Thursday, September 15, 2016

Death of Harry K. Daghlian (September 15, 1945)

A memorial was dedicated to Haroutune Krikor “Harry” Daghlian Jr. in New London, Connecticut, on May 20, 2000, in the presence of his siblings, Edward and Helen Daghlian. Its inscription reads:


A brilliant scientist on the Manhattan

Project. His work involved the determination

of critical mass. During an experiment gone

awry, he became the first American casualty

of the atomic age. Though not in uniform,

he died in service to his country.
Harry Daghlian, Jr. was born in Waterbury, Connecticut, on May 4, 1921. Soon after his birth, the family moved to New London, where he completed his primary and secondary education. His father was an X-ray technician and then supervisor of the X-ray laboratory at the Lawrence Memorial Hospital. His interest in mathematics and physics was fostered by his parents and his uncle, Dr. Garabed K. Daghlian, who was a professor of Physics and Astronomy at Connecticut College, located in the outskirts of New London.

In 1938 the younger Daghlian graduated first in his class of mathematics from Bulkeley High School and at age 17 he was able to begin undergraduate studies at MIT. He would eventually transfer to Purdue University in Indiana because he was fascinated with physics, especially particle physics. He graduated from Purdue in 1942 and began graduate studies in West Lafayette, while becoming a physics instructor.

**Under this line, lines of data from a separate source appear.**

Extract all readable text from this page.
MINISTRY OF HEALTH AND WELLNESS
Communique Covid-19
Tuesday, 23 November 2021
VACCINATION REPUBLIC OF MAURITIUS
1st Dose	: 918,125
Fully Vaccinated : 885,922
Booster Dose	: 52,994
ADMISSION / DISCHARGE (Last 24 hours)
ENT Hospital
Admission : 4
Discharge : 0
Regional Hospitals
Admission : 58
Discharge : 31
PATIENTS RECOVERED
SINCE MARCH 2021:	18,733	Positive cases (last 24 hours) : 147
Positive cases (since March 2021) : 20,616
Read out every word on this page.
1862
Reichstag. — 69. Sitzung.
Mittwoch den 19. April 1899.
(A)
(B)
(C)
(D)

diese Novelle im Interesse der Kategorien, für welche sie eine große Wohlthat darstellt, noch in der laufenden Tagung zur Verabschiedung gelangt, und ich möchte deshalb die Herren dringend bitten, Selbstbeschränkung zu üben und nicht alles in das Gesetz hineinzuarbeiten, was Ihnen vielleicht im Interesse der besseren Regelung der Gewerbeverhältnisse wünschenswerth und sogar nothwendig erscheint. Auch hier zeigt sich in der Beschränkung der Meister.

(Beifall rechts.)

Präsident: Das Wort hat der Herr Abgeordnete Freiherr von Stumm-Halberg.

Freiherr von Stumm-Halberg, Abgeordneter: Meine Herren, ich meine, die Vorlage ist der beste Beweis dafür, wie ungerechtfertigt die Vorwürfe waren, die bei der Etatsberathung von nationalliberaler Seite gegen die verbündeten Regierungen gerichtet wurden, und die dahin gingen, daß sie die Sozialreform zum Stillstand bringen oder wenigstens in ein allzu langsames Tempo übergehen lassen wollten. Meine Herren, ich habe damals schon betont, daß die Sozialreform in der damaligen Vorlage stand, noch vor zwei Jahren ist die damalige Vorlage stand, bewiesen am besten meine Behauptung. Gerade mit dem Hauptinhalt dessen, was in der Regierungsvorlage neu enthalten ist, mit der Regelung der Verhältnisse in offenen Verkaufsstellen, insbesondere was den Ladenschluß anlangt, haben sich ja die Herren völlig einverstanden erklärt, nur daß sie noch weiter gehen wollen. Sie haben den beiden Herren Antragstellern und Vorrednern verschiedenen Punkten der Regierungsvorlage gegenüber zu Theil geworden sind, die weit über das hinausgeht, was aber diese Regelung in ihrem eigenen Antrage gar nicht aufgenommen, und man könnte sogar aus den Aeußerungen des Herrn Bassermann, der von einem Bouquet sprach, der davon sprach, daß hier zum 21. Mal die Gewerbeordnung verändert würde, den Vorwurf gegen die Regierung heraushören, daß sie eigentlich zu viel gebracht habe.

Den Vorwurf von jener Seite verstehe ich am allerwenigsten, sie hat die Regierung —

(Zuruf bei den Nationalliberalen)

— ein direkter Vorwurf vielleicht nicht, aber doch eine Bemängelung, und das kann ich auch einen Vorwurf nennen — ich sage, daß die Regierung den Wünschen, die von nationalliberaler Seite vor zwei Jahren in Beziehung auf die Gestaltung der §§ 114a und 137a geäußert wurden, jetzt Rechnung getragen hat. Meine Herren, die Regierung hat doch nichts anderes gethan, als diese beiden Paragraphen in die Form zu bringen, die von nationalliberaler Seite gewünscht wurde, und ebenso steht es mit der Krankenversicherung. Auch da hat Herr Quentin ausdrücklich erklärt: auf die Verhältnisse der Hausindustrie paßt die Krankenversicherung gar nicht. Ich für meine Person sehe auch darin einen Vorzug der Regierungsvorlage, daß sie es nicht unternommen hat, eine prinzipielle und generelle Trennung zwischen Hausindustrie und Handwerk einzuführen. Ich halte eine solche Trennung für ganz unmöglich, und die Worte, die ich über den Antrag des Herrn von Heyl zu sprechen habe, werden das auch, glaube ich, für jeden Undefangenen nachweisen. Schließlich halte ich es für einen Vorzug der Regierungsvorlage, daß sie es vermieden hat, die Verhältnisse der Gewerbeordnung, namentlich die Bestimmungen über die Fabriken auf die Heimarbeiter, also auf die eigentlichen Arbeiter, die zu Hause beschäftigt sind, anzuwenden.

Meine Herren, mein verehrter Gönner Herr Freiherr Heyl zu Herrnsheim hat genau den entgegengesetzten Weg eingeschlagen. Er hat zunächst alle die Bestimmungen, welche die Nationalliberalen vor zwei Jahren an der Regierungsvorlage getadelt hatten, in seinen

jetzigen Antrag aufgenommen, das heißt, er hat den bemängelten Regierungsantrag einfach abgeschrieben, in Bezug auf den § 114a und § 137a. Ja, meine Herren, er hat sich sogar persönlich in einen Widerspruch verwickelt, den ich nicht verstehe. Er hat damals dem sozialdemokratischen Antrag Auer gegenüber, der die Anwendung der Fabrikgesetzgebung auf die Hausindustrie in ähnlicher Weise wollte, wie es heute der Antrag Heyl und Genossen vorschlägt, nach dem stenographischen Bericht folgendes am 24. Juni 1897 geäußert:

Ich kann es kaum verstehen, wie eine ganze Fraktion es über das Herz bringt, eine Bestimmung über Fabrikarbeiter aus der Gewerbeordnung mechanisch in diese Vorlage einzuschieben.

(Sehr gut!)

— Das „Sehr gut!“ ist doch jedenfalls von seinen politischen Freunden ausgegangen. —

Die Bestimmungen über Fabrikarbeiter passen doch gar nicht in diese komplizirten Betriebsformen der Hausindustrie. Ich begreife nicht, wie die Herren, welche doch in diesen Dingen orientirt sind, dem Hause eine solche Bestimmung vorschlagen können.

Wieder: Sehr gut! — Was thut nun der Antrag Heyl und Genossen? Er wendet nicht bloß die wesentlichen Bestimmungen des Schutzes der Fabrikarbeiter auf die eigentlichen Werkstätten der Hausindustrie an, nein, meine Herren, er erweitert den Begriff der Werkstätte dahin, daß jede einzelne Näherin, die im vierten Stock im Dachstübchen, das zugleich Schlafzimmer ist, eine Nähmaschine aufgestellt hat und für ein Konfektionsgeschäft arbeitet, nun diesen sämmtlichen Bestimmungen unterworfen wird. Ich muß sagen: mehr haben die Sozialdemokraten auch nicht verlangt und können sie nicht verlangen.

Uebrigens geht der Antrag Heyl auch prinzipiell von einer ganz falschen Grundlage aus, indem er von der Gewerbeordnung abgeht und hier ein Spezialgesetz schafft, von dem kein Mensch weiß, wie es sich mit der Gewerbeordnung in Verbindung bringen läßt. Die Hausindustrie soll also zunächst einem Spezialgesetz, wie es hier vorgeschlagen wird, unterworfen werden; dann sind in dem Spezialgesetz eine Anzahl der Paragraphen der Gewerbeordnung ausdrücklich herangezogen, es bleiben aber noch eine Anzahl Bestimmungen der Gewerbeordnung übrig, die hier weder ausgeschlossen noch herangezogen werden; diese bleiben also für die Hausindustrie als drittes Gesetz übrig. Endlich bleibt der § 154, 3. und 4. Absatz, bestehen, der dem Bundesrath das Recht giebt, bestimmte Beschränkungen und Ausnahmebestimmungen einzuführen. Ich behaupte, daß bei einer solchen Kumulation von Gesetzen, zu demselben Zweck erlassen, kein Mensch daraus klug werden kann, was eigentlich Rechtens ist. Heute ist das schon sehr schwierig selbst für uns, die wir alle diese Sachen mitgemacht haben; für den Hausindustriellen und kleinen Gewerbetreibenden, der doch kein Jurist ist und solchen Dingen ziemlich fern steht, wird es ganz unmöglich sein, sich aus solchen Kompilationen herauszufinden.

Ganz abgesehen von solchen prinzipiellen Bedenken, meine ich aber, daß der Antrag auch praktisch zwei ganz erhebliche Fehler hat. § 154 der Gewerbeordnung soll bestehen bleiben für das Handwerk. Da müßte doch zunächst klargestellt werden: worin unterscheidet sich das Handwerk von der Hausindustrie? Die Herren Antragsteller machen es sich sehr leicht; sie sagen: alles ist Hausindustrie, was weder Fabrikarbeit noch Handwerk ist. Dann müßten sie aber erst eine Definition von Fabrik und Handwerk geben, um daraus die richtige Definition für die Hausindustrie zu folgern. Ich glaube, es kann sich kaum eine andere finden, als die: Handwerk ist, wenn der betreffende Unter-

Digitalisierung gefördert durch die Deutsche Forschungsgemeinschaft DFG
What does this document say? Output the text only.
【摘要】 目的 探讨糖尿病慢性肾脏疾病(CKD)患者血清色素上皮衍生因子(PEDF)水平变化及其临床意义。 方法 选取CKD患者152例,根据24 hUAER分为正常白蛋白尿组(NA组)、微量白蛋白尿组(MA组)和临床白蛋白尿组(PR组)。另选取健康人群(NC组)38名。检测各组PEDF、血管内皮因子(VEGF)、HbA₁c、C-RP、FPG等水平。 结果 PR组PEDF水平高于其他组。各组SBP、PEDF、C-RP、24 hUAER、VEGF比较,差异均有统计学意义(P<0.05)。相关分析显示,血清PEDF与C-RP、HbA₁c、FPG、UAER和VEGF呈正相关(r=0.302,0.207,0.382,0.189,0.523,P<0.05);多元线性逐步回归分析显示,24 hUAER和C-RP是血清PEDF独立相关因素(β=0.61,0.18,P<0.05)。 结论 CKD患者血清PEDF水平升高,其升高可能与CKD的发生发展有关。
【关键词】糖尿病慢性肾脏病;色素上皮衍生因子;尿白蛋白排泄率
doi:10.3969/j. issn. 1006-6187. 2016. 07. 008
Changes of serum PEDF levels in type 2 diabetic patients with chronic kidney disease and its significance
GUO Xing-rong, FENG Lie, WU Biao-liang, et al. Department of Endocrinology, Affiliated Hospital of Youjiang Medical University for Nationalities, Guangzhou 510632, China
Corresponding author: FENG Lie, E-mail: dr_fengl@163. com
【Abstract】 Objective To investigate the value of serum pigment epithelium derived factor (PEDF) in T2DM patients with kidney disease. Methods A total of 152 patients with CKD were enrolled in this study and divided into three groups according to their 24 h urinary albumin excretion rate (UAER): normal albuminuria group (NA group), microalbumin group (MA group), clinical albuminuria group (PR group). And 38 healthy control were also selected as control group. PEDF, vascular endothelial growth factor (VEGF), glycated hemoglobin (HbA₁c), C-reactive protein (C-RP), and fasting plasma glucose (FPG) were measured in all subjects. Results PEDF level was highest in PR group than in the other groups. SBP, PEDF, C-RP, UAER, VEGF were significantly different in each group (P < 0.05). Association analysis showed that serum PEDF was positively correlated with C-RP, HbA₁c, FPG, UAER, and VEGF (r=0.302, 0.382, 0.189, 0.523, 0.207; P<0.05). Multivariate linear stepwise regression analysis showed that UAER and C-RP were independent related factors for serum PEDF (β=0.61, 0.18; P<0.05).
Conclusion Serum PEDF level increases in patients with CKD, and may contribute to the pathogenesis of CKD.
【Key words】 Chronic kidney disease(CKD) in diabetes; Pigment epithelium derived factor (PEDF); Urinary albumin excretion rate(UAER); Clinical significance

Robert Oppenheimer, the head of the top secret Manhattan Project, was recruiting scientific personnel for Los Alamos, in a race against time to create an atomic bomb before Germany did. In 1942 physicist Marshall Holloway arrived at Purdue on a secret assignment from the Manhattan Project and worked with a group there, which included three senior level investigators, and a graduate student, Daghlian, who worked with Purdue’s cyclotron to produce deuterons. The Purdue group moved to the Los Alamos laboratory in September 1943, and Daghlian followed them a year later. He first worked as part of the “Water Boiler” group at the Omega Site, and later joined the Critical Assembly Group, also located at Omega. His last major assignment was as an assistant in preparing the plutonium core at the MacDonald Ranch House for the Trinity test in Alamogordo, New Mexico.

The world’s first nuclear weapon was successfully tested in Alamogordo on July 16, 1945. World War II would come to an end almost a month later, on August 15, after two nuclear bombs had been dropped over the Japanese cities of Hiroshima and Nagasaki, with an outcome of hundreds of thousands of victims.

Less than a week after the end of the war, while Daghlian was continuing his research at Los Alamos site, he was involved in a deadly accident while doing experiments concerning the critical masses of a sphere of plutonium and the building of a radiation shield with tungsten carbide bricks.

On August 21, after doing two criticality tests in the morning and the afternoon, Daghlian decided to do the third tests in the evening, after hours, for reasons unknown. While close to finishing the construction of the assembly, the addition of the fifth brick showed the possibility that this would be beyond the levels of criticality. He accidentally dropped the brick into the center, triggering a critical reaction. He pushed the brick from the assembly with his right hand, but this was not enough and he was forced to disassemble the pile by hand to stop the reaction.

The young scientist received a dose of 510 rems of neutron radiation while he was solving the potentially very dangerous issue. He was rushed to the hospital, where he immediately showed symptoms of acute radiation poisoning. His right hand began to swell and he developed overwhelming nausea. The high dose received made it impossible to effectively treat him. His symptoms worsened, and after horrifying physical deterioration, he passed away on September 15, 1945, at the age of 24. As his memorial inscription acknowledged fifty-five years later, Harry Daghlian was the first American casualty of the atomic age.